Based on Central Statistics Office figures this means that there are around 246,000 people who use vapes or e-cigarettes, equating roughly to one in 20 people. The Healthy Ireland report also indicated, that in the last five years the portion of the population who smoke, has fallen from 23 to 17%. Over the same period the number of people who reported vaping has increased by only 2%, from 3 to 5% of the population.
The survey has also shown that of the smokers who attempted to quit, some 38% used e-cigarettes as smoking cessation tools. From interviews conducted over the last year with 7,413 people living in Ireland aged 15 or older, one quarter of Irish people aged between 25 and 34 have tried vaping, with 8% eight per cent of that age cohort being current users.
Age limit regulation
Meanwhile, Ireland’s Health Minister Simon Harris, has recently proposed a legislation to Cabinet which would ban the sales of vaping products to young adults aged under 18. The measure would end the sale of tobacco products from self-service vending machines, and would be backed by enforcement regulations including fixed penalty notices.

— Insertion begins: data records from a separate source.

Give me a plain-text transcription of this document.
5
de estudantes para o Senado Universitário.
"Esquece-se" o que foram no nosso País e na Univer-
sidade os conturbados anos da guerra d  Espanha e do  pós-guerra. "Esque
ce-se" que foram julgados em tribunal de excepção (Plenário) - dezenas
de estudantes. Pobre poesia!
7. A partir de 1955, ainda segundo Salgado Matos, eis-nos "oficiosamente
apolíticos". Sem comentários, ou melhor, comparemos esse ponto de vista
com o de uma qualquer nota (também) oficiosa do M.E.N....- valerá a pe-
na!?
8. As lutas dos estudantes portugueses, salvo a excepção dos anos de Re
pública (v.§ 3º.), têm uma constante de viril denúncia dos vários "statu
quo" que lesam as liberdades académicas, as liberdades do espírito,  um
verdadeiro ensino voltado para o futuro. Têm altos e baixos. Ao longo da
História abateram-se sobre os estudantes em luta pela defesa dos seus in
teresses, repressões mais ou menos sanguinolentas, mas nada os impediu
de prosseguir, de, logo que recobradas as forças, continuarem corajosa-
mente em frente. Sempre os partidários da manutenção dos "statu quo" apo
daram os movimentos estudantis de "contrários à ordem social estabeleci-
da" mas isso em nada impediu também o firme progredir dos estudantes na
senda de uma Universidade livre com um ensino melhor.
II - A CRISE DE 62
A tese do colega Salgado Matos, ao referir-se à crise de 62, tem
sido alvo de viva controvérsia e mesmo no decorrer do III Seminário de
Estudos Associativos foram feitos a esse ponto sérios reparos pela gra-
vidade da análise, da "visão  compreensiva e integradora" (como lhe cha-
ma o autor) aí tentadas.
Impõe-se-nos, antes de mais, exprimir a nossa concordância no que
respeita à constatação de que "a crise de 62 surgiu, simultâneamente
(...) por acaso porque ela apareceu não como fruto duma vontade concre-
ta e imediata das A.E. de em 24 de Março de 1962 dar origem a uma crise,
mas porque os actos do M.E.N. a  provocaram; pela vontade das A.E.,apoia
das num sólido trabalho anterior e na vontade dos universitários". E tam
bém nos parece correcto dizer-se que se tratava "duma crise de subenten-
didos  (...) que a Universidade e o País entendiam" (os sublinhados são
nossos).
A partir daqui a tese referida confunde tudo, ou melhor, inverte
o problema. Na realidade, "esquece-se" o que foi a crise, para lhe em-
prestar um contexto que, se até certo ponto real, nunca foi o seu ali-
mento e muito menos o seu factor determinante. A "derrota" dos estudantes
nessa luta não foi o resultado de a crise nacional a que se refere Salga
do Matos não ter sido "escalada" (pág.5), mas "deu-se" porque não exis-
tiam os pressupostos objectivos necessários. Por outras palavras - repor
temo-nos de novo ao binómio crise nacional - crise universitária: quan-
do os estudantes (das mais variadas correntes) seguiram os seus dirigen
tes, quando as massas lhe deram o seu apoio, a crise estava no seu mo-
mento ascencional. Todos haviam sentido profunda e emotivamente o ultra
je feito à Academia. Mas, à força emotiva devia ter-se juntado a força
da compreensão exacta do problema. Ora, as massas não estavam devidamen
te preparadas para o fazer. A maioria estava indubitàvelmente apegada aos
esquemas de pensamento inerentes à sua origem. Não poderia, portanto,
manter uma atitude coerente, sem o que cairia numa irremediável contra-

Additionally, it would ban the sales of tobacco products from any child-friendly events. The measure would also introduce a new licensing system for the sale of tobacco and vaping products, and if passed, it would set in place an annual fee for this licence.
Vaping products to be tested for their chemical content
Meanwhile, in response to the infamous cases of lung-disease outbreak in the US, Ireland’s Health and Safety Executive (HSE) wants the State Laboratory to test e-cigarettes and e-liquids for their nicotine and general chemical content. The State Laboratory undertakes chemical analyses for a variety of different purposes, including monitoring the quality and safety of Irish food, and prosecuting fraud e.g., the sale of counterfeit products.